Sleep Assessment

Section Progress


  • Primary/psychophysiologic vs. comorbid 
  • Depression or anxiety 
  • Long term conditions: pain, respiratory, cancer, neurodegenerative  
  • Drugs: hypnotic-dependent, other medication/drugs 
  • Specific sleep disorders 
  • Sleep apnoea: snoring, excessive daytime sleepiness, 50% are obese and/or collar size 17+

Individuals who have difficulty initiating or maintaining sleep can be classified as having either primary or comorbid insomnia. Primary insomnia is sleeplessness that is not associated with another medical or psychological condition. This could arise as a result of prolonged periods of stress, from abnormalities in the neurological control of the sleep-wake cycle involving areas of the brain responsible for wakefulness and sleep, or due to the individual complaining of insomnia without any objective evidence of any sleep disturbance. For comorbid insomnia, the individual’s sleep problems are associated with other health conditions (depression, cancer, arthritis), chronic pain, medication or substance abuse e.g. alcohol.
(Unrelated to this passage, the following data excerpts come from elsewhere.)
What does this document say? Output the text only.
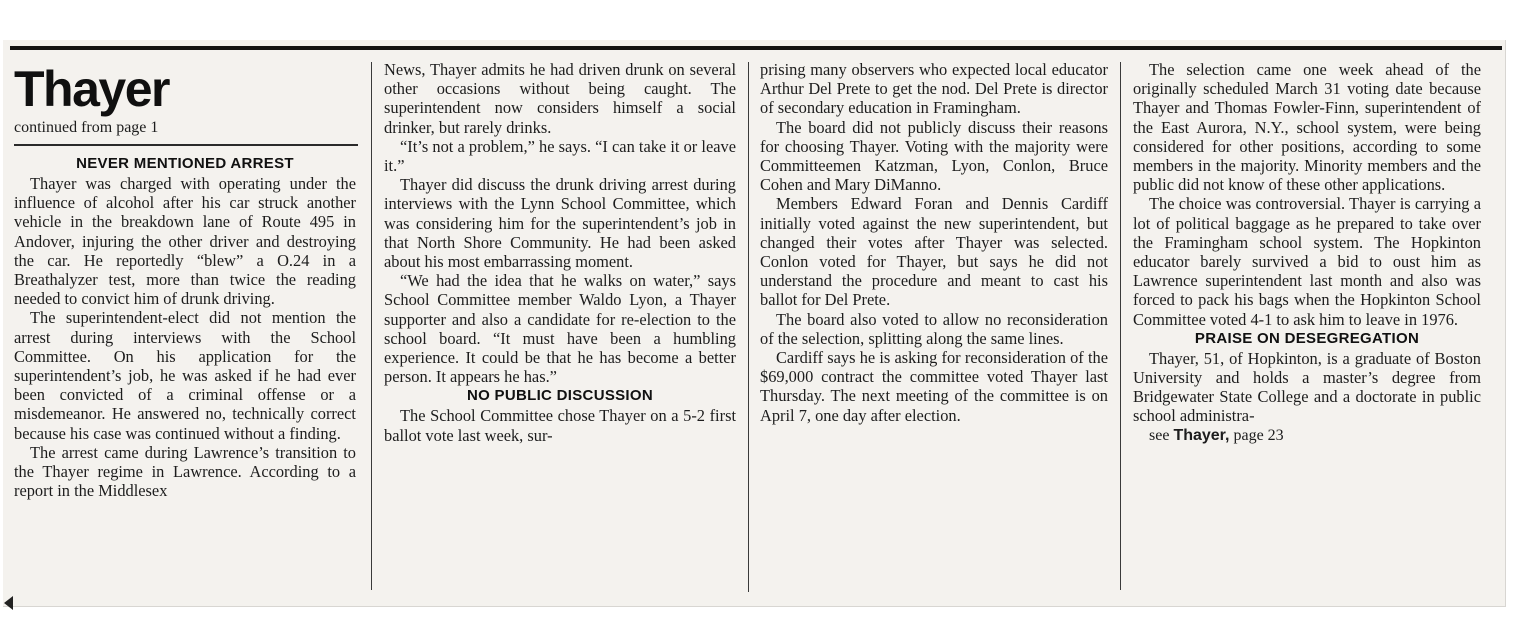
Thayer
continued from page 1
NEVER MENTIONED ARREST

Thayer was charged with operating under the influence of alcohol after his car struck another vehicle in the breakdown lane of Route 495 in Andover, injuring the other driver and destroying the car. He reportedly “blew” a O.24 in a Breathalyzer test, more than twice the reading needed to convict him of drunk driving.

The superintendent-elect did not mention the arrest during interviews with the School Committee. On his application for the superintendent’s job, he was asked if he had ever been convicted of a criminal offense or a misdemeanor. He answered no, technically correct because his case was continued without a finding.

The arrest came during Lawrence’s transition to the Thayer regime in Lawrence. According to a report in the Middlesex

News, Thayer admits he had driven drunk on several other occasions without being caught. The superintendent now considers himself a social drinker, but rarely drinks.

“It’s not a problem,” he says. “I can take it or leave it.”

Thayer did discuss the drunk driving arrest during interviews with the Lynn School Committee, which was considering him for the superintendent’s job in that North Shore Community. He had been asked about his most embarrassing moment.

“We had the idea that he walks on water,” says School Committee member Waldo Lyon, a Thayer supporter and also a candidate for re-election to the school board. “It must have been a humbling experience. It could be that he has become a better person. It appears he has.”

NO PUBLIC DISCUSSION

The School Committee chose Thayer on a 5-2 first ballot vote last week, sur-

prising many observers who expected local educator Arthur Del Prete to get the nod. Del Prete is director of secondary education in Framingham.

The board did not publicly discuss their reasons for choosing Thayer. Voting with the majority were Committeemen Katzman, Lyon, Conlon, Bruce Cohen and Mary DiManno.

Members Edward Foran and Dennis Cardiff initially voted against the new superintendent, but changed their votes after Thayer was selected. Conlon voted for Thayer, but says he did not understand the procedure and meant to cast his ballot for Del Prete.

The board also voted to allow no reconsideration of the selection, splitting along the same lines.

Cardiff says he is asking for reconsideration of the $69,000 contract the committee voted Thayer last Thursday. The next meeting of the committee is on April 7, one day after election.

The selection came one week ahead of the originally scheduled March 31 voting date because Thayer and Thomas Fowler-Finn, superintendent of the East Aurora, N.Y., school system, were being considered for other positions, according to some members in the majority. Minority members and the public did not know of these other applications.

The choice was controversial. Thayer is carrying a lot of political baggage as he prepared to take over the Framingham school system. The Hopkinton educator barely survived a bid to oust him as Lawrence superintendent last month and also was forced to pack his bags when the Hopkinton School Committee voted 4-1 to ask him to leave in 1976.

PRAISE ON DESEGREGATION

Thayer, 51, of Hopkinton, is a graduate of Boston University and holds a master’s degree from Bridgewater State College and a doctorate in public school administra-

see Thayer, page 23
Primary insomnia may not necessarily require drug treatment and could be managed by patient focused therapy involving careful assessment and cognitive behavioural therapy for insomnia (CBTi). Comorbid insomnia may require treatment of the associated condition, e.g. pain or depression, but there is good evidence that it will also respond to psychological therapy. Treatment of comorbid insomnia therefore involves treating the health condition that is associated with the insomnia but also using CBTi to treat the insomnia itself.